Ondes de choc

La switch à bitch

Je vous avertis tout de suite, je ne parlerai pas des élections américaines, pour la simple et bonne raison qu’au moment où j’écris ces lignes, on ne connaît toujours pas l’identité du prochain président.

On reviendra sur le sujet la semaine prochaine, lorsque la poussière sera retombée. De toute façon, un peu de recul n’a jamais fait de mal à personne…

Ce dont j’aimerais vous parler, cette semaine, c’est du nouveau sport national des Québécois: le bitchage.

C’est la mode, maintenant. Chaque fois que des comédiens ou des chanteurs se réunissent pour célébrer leur art, paf! on met la switch à bitch. Une telle est conne, l’autre n’a pas de talent…

Je m’excuse, mais qui a décidé que les galas devaient ressembler à un show de Mado Lamothe? Ce n’est pas suffisant, de donner des prix? Il faut aussi distribuer des insultes?

Pourquoi ne pas faire animer les galas par les entartistes, tant qu’à faire? Ça aurait l’avantage d’être plus clair. Une tarte, un trophée, une tarte, un trophée… La soirée pourrait être commanditée par Dream Whip.

Comprenez-moi bien, je n’ai rien contre Guy A. Lepage, au contraire. Je trouve qu’il se débrouille très bien comme animateur de gala et j’admire beaucoup son franc-parler. Quand il a critiqué la frilosité de la radio commerciale, qui ne diffuse qu’un faible pourcentage de la production musicale québécoise, j’ai applaudi des deux mains. Idem lorsqu’il nous a expliqué pourquoi Marie-Chantal Toupin était si fatiguée. Le gag était brillant, et la démonstration, lumineuse. En trois coups de crayon, Guy A. nous a montré comment une tournée mal organisée peut bousiller la santé d’une artiste… C’était un grand moment de télé, qui nous a permis de nous coucher moins niaiseux.

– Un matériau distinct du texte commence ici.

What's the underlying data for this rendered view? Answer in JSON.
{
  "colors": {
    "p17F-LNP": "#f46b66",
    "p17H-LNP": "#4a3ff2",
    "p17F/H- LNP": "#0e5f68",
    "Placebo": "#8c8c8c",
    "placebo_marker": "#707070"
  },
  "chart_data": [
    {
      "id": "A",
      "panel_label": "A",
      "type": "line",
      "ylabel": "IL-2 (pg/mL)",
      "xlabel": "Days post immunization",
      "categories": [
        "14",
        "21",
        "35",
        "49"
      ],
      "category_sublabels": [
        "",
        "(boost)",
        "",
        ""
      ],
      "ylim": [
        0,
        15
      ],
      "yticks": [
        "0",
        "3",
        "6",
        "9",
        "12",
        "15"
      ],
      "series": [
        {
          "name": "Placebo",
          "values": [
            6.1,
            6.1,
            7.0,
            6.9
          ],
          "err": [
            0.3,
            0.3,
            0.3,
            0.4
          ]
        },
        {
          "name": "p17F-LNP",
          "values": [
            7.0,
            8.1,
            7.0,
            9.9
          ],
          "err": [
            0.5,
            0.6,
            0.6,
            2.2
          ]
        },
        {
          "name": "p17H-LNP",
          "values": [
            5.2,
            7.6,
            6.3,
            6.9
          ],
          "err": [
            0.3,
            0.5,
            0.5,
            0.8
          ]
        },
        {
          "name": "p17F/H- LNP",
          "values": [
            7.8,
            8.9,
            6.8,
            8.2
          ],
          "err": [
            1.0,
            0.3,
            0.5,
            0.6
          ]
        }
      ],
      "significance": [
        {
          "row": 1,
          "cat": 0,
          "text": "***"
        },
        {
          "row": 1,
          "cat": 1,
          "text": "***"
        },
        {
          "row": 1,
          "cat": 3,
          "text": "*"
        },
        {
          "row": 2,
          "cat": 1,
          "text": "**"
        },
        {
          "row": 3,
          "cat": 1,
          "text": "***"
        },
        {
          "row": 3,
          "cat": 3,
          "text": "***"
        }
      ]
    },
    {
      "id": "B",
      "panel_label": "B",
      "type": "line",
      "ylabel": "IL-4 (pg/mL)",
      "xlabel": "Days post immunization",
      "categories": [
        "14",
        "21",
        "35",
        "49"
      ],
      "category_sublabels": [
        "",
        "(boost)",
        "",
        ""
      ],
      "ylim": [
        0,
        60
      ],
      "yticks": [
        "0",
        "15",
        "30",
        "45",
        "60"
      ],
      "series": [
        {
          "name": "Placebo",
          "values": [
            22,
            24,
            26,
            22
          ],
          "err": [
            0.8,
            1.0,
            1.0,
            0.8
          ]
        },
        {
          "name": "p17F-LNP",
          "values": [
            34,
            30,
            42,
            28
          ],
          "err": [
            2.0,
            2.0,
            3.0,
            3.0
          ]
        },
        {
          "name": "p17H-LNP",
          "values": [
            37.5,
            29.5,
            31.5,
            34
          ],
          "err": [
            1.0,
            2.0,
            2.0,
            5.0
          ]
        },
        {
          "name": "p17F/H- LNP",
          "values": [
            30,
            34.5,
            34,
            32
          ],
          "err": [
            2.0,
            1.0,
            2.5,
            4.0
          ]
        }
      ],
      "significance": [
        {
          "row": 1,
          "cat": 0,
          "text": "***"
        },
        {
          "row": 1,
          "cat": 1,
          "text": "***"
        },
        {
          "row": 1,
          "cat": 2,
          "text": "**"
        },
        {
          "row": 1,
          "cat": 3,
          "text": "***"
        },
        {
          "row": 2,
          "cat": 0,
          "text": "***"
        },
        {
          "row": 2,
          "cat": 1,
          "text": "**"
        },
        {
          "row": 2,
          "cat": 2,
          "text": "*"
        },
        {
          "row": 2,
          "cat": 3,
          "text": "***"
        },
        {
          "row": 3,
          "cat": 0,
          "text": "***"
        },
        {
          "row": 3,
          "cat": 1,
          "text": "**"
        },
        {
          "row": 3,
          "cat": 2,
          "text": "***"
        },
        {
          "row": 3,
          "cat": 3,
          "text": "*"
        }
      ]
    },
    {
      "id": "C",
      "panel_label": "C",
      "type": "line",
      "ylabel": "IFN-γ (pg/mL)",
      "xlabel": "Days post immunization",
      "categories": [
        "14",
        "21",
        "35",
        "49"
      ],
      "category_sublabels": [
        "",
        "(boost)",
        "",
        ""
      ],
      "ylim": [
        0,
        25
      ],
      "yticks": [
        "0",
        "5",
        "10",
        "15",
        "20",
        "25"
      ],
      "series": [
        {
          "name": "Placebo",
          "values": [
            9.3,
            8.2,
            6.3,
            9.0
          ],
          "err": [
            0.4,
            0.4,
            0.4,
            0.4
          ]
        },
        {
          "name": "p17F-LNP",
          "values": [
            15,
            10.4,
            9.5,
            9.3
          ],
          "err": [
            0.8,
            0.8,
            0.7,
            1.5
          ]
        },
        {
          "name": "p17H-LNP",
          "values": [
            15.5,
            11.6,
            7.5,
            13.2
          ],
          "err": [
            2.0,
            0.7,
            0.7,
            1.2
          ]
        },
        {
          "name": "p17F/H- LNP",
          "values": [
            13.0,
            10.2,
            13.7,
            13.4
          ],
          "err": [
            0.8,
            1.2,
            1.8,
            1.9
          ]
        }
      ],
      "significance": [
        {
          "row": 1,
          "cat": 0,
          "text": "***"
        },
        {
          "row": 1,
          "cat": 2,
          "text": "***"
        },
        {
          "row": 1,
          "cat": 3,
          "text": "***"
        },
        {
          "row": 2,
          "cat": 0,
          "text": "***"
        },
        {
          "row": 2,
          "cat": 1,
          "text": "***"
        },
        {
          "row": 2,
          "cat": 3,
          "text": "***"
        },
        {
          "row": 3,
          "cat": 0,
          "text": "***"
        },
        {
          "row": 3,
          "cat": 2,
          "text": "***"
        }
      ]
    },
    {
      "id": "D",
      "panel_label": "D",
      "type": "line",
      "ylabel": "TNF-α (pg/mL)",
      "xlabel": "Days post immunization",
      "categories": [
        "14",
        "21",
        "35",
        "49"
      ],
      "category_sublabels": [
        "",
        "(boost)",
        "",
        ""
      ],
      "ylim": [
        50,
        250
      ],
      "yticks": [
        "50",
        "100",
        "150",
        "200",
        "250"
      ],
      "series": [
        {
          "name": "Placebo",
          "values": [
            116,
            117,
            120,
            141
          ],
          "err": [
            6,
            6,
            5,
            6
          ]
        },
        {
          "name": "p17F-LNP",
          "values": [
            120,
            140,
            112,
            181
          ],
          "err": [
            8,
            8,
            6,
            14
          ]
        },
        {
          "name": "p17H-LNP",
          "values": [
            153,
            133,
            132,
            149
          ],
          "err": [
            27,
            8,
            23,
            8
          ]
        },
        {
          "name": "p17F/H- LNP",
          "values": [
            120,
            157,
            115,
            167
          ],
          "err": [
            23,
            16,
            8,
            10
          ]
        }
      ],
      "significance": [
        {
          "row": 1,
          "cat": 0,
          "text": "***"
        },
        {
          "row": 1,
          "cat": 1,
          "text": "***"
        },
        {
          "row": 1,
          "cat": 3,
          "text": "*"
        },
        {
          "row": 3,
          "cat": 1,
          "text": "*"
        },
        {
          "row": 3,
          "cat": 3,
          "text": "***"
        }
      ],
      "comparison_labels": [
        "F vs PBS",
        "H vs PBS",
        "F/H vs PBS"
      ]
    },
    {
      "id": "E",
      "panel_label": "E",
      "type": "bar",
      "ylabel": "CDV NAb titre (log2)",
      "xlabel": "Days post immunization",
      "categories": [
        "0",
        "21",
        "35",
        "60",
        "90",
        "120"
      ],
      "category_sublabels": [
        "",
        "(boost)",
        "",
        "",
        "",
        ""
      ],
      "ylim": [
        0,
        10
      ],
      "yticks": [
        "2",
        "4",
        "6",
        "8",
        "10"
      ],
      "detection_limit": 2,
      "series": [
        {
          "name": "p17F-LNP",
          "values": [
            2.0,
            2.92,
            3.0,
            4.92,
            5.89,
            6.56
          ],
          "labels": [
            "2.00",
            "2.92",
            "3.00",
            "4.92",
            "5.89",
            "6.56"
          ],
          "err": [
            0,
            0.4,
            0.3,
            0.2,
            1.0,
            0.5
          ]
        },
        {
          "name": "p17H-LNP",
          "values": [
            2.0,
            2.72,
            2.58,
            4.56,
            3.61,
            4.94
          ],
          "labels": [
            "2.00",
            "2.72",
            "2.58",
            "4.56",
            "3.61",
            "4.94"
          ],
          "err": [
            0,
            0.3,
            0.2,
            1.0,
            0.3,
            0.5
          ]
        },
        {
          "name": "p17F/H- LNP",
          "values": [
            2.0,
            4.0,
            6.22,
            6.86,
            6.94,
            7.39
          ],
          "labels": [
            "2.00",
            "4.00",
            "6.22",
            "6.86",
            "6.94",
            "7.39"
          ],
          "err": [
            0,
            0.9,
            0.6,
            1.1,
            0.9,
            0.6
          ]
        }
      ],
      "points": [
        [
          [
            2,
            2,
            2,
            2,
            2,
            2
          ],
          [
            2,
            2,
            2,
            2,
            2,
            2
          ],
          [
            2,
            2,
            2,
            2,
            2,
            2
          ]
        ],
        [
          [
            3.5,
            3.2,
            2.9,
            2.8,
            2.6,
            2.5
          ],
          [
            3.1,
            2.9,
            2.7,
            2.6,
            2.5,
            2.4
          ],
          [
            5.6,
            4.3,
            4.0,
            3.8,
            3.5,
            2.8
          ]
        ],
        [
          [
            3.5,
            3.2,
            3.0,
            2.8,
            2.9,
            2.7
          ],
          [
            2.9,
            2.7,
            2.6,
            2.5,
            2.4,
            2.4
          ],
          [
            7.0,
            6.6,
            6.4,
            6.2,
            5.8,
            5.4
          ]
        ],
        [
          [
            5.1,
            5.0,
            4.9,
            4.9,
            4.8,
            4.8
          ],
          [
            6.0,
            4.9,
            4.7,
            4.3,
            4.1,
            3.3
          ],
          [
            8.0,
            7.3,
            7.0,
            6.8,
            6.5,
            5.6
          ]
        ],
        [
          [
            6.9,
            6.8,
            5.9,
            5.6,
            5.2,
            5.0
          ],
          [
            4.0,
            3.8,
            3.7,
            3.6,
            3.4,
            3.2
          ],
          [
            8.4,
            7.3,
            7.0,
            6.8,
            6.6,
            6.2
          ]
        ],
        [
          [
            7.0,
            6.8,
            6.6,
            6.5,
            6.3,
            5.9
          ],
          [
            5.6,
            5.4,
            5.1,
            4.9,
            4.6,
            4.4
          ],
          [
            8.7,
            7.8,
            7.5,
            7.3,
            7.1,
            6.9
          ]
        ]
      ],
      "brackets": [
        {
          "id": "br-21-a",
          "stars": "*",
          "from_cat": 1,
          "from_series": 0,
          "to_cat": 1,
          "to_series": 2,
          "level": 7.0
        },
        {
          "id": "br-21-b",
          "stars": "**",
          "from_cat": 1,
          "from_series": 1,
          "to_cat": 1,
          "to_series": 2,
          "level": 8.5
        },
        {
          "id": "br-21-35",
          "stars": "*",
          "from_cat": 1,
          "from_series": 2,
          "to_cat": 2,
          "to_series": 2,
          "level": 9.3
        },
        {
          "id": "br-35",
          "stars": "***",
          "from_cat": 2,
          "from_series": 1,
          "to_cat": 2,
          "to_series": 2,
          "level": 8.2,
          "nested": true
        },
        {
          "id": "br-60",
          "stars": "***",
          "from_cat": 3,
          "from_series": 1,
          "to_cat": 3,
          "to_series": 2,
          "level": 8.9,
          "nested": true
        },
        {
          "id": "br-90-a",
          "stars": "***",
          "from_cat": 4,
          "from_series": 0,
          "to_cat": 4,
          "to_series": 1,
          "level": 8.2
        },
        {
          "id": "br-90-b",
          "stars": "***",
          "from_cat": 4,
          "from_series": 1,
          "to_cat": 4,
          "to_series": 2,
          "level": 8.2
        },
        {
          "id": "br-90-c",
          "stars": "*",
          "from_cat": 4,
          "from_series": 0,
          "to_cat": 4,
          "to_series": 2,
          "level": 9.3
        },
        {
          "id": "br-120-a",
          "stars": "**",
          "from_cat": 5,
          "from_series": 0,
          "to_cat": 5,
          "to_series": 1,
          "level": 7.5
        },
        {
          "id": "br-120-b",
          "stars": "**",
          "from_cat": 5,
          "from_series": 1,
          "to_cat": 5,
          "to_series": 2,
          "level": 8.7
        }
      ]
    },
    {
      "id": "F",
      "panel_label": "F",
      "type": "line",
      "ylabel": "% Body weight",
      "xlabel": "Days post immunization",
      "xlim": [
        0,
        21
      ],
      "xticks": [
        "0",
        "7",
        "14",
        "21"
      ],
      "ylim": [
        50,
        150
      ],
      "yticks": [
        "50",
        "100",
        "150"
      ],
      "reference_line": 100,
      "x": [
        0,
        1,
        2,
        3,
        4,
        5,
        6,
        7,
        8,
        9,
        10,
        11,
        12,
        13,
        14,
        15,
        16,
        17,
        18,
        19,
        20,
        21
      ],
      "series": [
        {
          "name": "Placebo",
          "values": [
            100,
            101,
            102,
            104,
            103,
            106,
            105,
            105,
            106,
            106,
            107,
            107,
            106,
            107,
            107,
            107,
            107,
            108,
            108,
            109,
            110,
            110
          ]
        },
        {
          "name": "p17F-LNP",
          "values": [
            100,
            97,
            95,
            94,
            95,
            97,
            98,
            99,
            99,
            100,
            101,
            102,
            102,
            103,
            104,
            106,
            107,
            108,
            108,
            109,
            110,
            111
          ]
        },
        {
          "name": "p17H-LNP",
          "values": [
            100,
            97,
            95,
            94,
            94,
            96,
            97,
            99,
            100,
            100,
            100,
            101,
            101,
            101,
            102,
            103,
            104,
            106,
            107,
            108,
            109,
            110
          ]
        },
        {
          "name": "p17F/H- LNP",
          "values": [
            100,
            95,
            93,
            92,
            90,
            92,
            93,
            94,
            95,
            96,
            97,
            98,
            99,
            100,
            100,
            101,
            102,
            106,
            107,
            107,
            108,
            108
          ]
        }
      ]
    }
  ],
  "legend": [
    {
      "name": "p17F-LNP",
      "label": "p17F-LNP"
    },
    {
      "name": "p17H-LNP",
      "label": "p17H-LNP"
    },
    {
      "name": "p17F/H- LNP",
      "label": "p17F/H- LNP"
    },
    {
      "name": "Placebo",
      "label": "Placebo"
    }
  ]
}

Mais les attaques personnelles, désolé, je ne comprends pas…

Guy A. n’est pas le seul à déraper de la sorte. C’est partout pareil: la mode est au bitchage. Je bitche, tu bitches, il bitche. C’est à qui sera le plus méchant, le plus mesquin. Plus rien n’est tabou, tous les coups sont permis, même les plus bas. On se moque de la vie sexuelle des personnalités publiques, de leur physique, de leurs enfants.

Au moins, si on riait AVEC, ça pourrait passer. Mais non, on rit DE. Toute la salle (et tout le Québec) contre un.

Les galas, maintenant, sont des terrains minés. Pas étonnant que certains artistes préfèrent rester chez eux. Assister à un gala est rendu aussi agréable que de jouer à la roulette russe. Les gens sont assis sur le bout de leur siège, tout le monde est stressé, on ne sait jamais qui va y goûter, sur quelle tête le seau de marde va se renverser, qui va devenir la nouvelle tête de Turc des Québécois.

Belle ambiance.

Ce n’est pas censé être une célébration, un gala? Une fête, un party? Un hommage rendu aux créateurs d’ici? Un coup de chapeau soulignant la vigueur de notre vie culturelle?

Ça ressemble de plus en plus à un dîner de cons. On choisit un artiste qui est déjà à genoux, et on varge dessus jusqu’à ce qu’il tombe face contre terre.

"Tenez, mes amis, prenez un morceau de chocolat. Ah, et en passant, on a mis deux, trois carrés d’Ex-Lax dans le bol. Il y a un malchanceux qui va chier dans ses culottes toute la soirée. Dieu qu’on va s’amuser!"

Étrange façon de célébrer, non?

Si au moins on visait les bonnes cibles – les dangers de la convergence, les câblodistributeurs qui encouragent leurs clients à télécharger de la musique gratuitement, les gérants d’artistes qui produisent des shows de variétés pour promouvoir la carrière de leurs poulains, etc. Ça, ça serait instructif! Ça, ça serait amusant!

Mais non, on préfère rire de la perruque d’un tel ou du gros cul de l’autre.

Je m’ennuie du temps où Luc Plamondon et Fabienne Larouche profitaient des galas pour dénoncer l’hypocrisie des politiciens ou la cupidité des producteurs. Ça faisait tout autant parler, le lendemain, autour de la machine à café.

Mais au moins, c’était pour une bonne cause.

On brassait la cage, au lieu de juste brasser de la marde.